In reinforcement learning, the absence of a known process model hinders task similarity identification and cross-task data reuse. To address this, we propose a collaborative clustering RL framework for multi-agent linear quadratic regulation (LQR). Methodologically, we are the first to embed dynamic clustering into data-driven control, jointly optimizing both policies and cluster structure; we employ distributed zeroth-order policy optimization coupled with a sequential elimination mechanism, achieving only logarithmic communication overhead. Theoretically, we prove that correct clustering is achieved with high probability, and intra-cluster policy suboptimality converges as cluster size increases. Empirically, the learned controllers significantly improve sample efficiency and statistical gain under a closed-loop performance discrepancy metric, while demonstrating strong scalability.
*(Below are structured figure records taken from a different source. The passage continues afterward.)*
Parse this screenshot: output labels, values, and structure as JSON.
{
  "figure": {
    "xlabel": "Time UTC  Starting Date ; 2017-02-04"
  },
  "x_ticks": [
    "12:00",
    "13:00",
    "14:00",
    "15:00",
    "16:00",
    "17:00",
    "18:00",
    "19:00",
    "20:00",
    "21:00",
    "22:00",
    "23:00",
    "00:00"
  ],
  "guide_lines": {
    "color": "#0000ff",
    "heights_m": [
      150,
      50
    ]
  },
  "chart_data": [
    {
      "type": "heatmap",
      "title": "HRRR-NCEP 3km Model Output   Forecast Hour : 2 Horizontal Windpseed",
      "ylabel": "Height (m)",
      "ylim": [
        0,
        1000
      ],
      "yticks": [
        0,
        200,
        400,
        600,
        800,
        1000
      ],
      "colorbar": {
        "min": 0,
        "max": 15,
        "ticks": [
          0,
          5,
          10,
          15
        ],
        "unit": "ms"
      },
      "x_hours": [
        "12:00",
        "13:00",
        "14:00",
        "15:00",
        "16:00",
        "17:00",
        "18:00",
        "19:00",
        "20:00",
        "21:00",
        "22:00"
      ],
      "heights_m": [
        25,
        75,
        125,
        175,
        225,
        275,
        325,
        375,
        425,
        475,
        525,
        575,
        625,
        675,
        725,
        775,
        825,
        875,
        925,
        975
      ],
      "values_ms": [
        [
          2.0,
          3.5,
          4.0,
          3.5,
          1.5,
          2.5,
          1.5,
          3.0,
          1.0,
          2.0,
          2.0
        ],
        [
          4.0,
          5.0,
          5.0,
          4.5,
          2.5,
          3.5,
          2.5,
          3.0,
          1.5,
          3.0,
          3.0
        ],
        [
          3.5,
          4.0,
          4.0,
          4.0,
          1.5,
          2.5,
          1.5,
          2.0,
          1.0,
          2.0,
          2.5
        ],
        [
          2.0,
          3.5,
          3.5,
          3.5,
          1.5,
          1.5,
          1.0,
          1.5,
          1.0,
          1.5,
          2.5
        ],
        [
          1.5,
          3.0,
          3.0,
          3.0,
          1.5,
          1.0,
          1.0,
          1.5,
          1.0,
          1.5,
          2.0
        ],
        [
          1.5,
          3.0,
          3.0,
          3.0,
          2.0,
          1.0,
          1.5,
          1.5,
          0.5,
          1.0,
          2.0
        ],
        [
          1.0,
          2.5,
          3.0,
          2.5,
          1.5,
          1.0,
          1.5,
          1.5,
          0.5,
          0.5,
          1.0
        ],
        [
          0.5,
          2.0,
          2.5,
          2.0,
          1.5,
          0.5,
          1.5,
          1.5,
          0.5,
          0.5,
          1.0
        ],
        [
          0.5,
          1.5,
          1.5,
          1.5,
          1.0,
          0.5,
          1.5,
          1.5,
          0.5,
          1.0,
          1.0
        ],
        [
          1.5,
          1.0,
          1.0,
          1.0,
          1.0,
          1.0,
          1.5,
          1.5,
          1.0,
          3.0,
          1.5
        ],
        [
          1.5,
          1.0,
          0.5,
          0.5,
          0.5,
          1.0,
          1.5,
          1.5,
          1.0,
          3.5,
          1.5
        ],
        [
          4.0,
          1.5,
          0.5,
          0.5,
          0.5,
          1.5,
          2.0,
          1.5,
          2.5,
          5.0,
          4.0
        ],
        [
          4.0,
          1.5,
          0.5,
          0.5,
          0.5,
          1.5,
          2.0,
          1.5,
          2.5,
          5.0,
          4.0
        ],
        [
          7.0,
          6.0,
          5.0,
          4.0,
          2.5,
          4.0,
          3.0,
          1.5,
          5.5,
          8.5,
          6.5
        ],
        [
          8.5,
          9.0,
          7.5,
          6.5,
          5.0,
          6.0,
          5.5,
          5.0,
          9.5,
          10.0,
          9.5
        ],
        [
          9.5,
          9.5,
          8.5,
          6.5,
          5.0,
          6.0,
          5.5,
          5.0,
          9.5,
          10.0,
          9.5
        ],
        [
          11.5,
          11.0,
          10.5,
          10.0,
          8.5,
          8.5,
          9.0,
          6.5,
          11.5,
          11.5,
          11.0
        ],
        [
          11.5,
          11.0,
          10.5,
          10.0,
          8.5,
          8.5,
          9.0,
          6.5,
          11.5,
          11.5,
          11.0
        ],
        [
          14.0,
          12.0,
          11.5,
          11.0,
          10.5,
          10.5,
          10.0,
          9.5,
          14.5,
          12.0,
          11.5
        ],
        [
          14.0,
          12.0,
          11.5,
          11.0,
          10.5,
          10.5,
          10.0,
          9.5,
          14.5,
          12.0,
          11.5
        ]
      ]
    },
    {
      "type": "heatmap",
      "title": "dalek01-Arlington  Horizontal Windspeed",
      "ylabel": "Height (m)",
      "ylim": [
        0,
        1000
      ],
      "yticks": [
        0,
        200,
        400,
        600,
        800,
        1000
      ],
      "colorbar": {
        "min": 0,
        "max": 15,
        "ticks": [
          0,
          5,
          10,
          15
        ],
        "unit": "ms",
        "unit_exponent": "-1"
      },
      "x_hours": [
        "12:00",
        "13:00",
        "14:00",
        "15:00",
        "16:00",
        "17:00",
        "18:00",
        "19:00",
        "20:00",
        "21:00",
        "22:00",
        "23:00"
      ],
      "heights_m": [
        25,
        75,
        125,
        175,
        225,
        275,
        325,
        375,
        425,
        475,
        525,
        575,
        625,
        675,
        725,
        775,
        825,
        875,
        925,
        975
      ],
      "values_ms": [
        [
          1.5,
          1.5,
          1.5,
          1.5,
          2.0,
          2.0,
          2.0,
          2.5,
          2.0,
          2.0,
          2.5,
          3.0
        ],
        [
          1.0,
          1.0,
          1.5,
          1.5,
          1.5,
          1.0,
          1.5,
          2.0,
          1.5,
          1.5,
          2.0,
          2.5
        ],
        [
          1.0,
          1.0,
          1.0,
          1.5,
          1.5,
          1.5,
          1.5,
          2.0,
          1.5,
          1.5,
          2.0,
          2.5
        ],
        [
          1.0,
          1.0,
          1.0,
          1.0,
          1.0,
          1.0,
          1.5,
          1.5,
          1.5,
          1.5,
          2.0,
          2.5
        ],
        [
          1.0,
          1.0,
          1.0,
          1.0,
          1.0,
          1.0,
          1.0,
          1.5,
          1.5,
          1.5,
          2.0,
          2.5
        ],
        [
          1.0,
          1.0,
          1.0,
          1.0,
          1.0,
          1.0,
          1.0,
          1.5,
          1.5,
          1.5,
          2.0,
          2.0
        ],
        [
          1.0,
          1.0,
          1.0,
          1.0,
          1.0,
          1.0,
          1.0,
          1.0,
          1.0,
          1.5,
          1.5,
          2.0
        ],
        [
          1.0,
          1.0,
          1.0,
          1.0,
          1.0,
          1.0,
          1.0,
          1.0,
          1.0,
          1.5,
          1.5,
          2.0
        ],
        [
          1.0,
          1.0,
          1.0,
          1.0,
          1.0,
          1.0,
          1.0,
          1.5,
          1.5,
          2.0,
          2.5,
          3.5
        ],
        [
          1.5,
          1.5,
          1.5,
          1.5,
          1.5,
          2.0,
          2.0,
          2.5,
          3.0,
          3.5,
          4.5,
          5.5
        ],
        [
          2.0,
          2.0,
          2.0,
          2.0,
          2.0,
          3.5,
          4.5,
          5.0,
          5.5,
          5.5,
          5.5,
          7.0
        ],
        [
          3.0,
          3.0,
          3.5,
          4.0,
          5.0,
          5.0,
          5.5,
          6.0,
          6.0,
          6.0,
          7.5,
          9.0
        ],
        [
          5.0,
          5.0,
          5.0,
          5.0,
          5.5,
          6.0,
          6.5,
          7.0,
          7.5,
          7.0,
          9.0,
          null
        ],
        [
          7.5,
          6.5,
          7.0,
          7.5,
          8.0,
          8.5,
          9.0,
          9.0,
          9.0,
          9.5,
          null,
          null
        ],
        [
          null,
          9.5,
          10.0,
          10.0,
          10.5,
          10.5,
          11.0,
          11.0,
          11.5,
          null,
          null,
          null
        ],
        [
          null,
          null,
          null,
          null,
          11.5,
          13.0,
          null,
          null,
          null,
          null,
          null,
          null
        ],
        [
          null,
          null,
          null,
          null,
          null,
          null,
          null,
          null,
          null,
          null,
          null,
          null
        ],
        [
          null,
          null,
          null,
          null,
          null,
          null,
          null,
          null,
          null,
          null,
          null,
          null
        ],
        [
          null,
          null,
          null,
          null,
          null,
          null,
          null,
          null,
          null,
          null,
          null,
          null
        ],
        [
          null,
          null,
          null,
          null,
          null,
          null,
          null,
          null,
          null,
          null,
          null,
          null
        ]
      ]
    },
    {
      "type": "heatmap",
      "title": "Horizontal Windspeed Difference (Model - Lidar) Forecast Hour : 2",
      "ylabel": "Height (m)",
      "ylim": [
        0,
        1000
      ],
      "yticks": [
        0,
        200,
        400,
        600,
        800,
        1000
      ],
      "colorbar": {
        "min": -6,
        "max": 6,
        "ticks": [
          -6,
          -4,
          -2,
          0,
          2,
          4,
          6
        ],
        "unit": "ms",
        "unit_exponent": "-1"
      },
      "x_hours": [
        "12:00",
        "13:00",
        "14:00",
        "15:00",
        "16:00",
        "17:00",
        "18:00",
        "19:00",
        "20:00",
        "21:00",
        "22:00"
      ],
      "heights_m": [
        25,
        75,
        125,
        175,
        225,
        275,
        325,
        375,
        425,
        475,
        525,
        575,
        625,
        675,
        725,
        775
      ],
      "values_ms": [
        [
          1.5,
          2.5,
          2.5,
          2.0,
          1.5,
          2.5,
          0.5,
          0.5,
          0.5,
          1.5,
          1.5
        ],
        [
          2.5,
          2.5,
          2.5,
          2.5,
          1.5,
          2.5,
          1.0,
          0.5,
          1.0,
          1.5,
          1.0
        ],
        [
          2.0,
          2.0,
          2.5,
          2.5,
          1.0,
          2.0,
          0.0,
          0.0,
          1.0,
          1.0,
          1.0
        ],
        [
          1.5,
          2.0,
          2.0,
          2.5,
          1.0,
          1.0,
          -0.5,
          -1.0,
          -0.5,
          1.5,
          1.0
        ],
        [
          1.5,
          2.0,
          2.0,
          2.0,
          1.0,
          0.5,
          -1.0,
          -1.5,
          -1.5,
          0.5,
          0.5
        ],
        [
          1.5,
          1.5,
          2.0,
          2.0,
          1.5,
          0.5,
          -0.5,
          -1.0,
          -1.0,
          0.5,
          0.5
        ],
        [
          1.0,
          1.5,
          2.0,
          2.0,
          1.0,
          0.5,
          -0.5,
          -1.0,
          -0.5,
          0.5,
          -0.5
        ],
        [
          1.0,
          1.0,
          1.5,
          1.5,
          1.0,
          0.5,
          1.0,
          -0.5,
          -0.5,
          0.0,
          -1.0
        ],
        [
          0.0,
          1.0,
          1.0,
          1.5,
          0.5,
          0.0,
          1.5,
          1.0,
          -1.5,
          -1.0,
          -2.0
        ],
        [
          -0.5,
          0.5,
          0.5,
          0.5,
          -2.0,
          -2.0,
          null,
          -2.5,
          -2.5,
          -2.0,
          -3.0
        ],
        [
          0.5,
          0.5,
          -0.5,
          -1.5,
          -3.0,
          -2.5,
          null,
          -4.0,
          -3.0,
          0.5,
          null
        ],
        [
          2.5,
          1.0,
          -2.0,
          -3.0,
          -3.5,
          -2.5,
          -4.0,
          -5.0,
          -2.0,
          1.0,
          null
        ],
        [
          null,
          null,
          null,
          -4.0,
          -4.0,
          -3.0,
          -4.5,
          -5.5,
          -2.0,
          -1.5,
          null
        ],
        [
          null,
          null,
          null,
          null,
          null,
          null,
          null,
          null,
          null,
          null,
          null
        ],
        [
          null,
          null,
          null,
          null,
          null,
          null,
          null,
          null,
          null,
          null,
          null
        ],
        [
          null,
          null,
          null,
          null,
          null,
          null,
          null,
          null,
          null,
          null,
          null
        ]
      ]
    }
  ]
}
It is known that reinforcement learning (RL) is data-hungry. To improve sample-efficiency of RL, it has been proposed that the learning algorithm utilize data from 'approximately similar' processes. However, since the process models are unknown, identifying which other processes are similar poses a challenge. In this work, we study this problem in the context of the benchmark Linear Quadratic Regulator (LQR) setting. Specifically, we consider a setting with multiple agents, each corresponding to a copy of a linear process to be controlled. The agents' local processes can be partitioned into clusters based on similarities in dynamics and tasks. Combining ideas from sequential elimination and zeroth-order policy optimization, we propose a new algorithm that performs simultaneous clustering and learning to output a personalized policy (controller) for each cluster. Under a suitable notion of cluster separation that captures differences in closed-loop performance across systems, we prove that our approach guarantees correct clustering with high probability. Furthermore, we show that the sub-optimality gap of the policy learned for each cluster scales inversely with the size of the cluster, with no additional bias, unlike in prior works on collaborative learning-based control. Our work is the first to reveal how clustering can be used in data-driven control to learn personalized policies that enjoy statistical gains from collaboration but do not suffer sub-optimality due to inclusion of data from dissimilar processes. From a distributed implementation perspective, our method is attractive as it incurs only a mild logarithmic communication overhead.